Llay Primitive Methodist chapel, Denbighshire

in the Chester Primitive Methodist Circuit

This chapel was opened in August 1836. You can read a bit more about it in the 1837 Primitive Methodist Magazine (page 238). {Ed’s note: In the magazine James Garner tells us that the chapel, measuring 18′ x 23′, was situated on top of a hill with a scattered population. They were obliged to Mrs Elli for her kindness and liberality and to Mr. J Tilston, her nephew, for collecting and obtaining favours}

At one time the Lord blessed the visit of a missioner from London, a Mr J. H. Cooke, who conducted a three-week mission. He was the guest of Mr and Mrs Cheers, who lived at a farm near the junction of Smithy, Dark and Higher Lanes. He preached every night, and during the first two weeks over a hundred people professed faith. Sadly, as happened even in our Lord’s ministry, a number of these eventually backslid and ceased to attend meetings.

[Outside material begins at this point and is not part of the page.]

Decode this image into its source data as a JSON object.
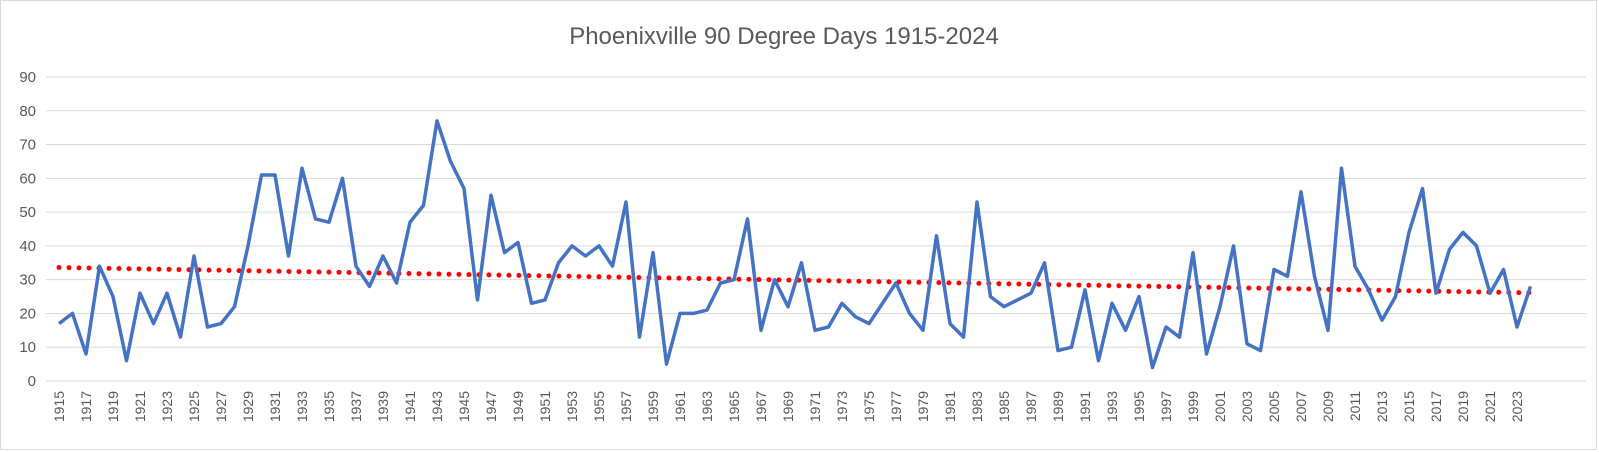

The chapel (as you see) is now a house. But a quarter of a mile away is a Baptist chapel where I sometimes preach the same old Gospel message as I believe the early Primitive Methodists preached so nearby, nearly 200 years ago.

Comments about this page

  • Preaching at the Baptist chapel earlier today, my mind went to the people at the Primitive Methodist chapel. The first hymn was announced and sung, accompanied by an electric fiddle, an acoustic guitar, and a lively pianist. The notices included the prayer meeting for revival. I thought the old Prims of ¼-mile away would have approved, and might well have felt quite at home.